Frankenstein used pieces of corpses, an unnatural and backwards flow from death to life. The

next sentence explains how he did it: “For this I had deprived myself of rest and health”. Rest

and health are two things necessary for life to continue. Ironically, Frankenstein must deprive

himself of bits of his own life in order to give life to the creature.

Further into the paragraph, Frankenstein runs from the creature, ironically similar to how

the creature will run from him later. In running Frankenstein again creates conflict—as a father

and creator he should not be afraid of his creation, and yet his emotions have so quickly altered

in response to the “accident of life”. He seeks solace in his dreams. But his dreams reflect the

same backwardness, the “accident of life” that he cannot escape. In his dream is “thought I

saw Elizabeth, in the bloom of health, walking in the streets of Ingolstadt”. Elizabeth who he

plans to marry is way that he might have created life in the natural sense—conception and birth.

Just as he once viewed the creation of his creature with “the beauty of [a dream]”, Frankenstein

is “delighted and surprised” by Elizabeth. In the dream, he “imprinted the first kiss on her lips”.

This phrase is very specific, imprinting is the process by which young animals first bond to their

parent—ironic because in this case Frankenstein flees the moment of imprinting twice (once

at the beginning of the paragraph and once at the end)—again he is moving backward rather

than forward. Second, the phrase says “the first kiss on her lips” which invokes a beginning of

a new life—as in the marriage ceremony, or even the Biblical account in which God breathed

into Adam to create life. In the dream, the imprint of the first kiss, rather than creating life, goes

backward and ironically turns Elizabeth into the corpse of Frankenstein’s dead mother. Just

as Frankenstein has gone backwards in his experiment, the dream reflects and goes backward.

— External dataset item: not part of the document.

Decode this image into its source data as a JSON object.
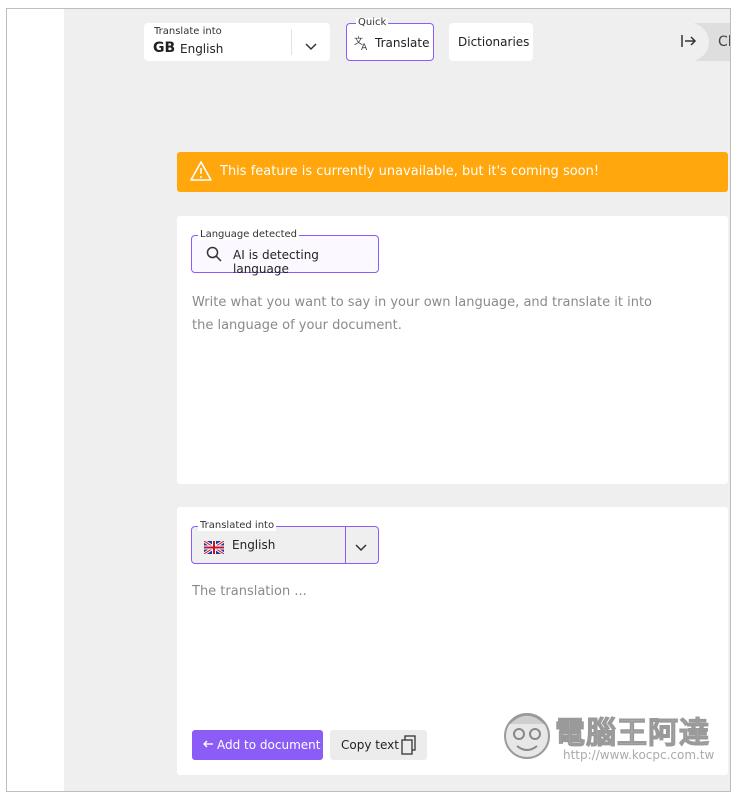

And as the doctor realized when the creature opened it’s eyes and when he saw the corpse of his

mother, it is an unnatural and backwards progression.

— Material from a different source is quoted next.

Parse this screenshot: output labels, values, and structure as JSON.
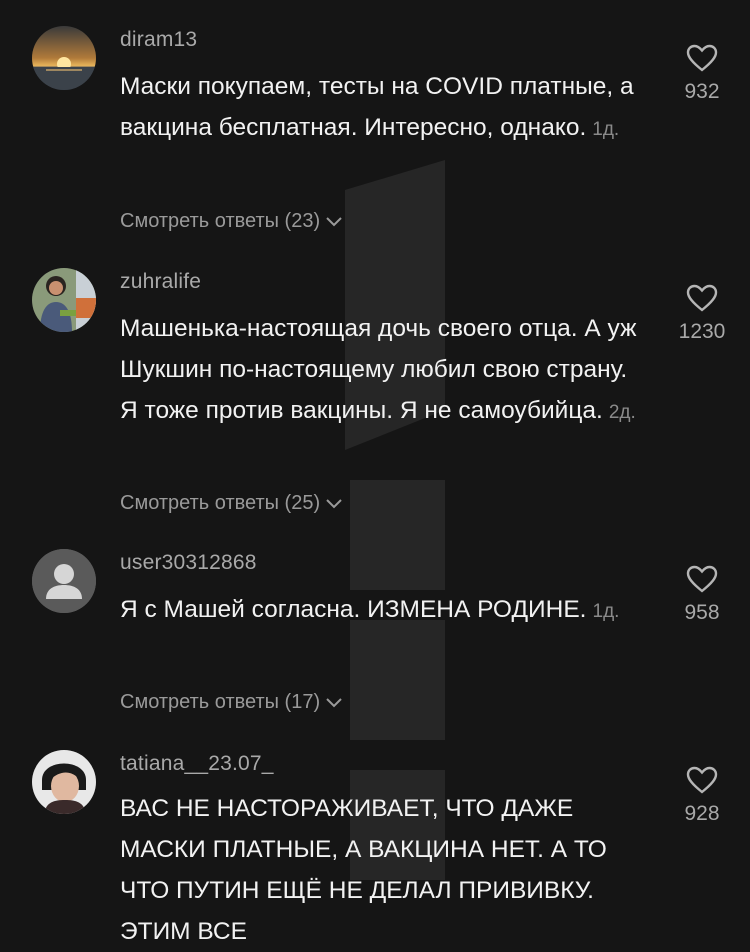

Frankenstein wakes from the dream. A moment later he perceives the creature standing

over him and reaching out to him. Ironically, this scene seems to be an inverted version of

the creation of the creature. Frankenstein lay on a bed, in sleep—unaware. The creature lay

on a table dead. Both awake and open their eyes. And both Frankenstein and the creature

have convulsions in their limbs—“the dull yellow eye of the creature open[ed]; it breathed

hard, and a convulsive motion agitated it’s limbs” and “I started from my sleep with horror; a

cold dew covered my forehead, my teeth chattered and every limb became convulsed” (italics

mine). However, the creatures reaction to Frankenstein’s return to life is quite different. And, if

Frankenstein had not had changeable human feelings, it might have been what the creature’s first

sight was “his eyes . . . were fixed on me. His jaws opened, and he muttered some inarticulate

sounds” for the creature wouldn’t yet know language, “while a grin wrinkled his cheeks”.

But this moment of creation, just like the first (from corpse to living thing) is backwards and

unnatural—the creation should not welcome the creator to life. The creator welcomes the

creation.

But Frankenstein “escaped”. He spent the rest of the night in action: “took

refuge”, “remained”, “walking”, listening”, “catching”, “fearing”. And several actions have

adverbs to give more weight to the action. For example, he walks in “greatest agitation” and

listens “attentively”. Ironically he works as hard to avoid and hide from the creature as the

creature will work to find, discover and follow Frankenstein later in the book. But finally all the

ironies are unified at the end of the last sentence. Frankenstein does all of the above work in one

sentence which is for the goal of avoiding “the demoniacal corpse to which I had so miserably

given life”. That sense of unnaturalness—so unnatural it becomes negatively supernatural, a

demon—and backwardness—a corpse given life—dominates the changing human feelings of

Frankenstein as he seeks to understand and explain his reactions to the creature he has made.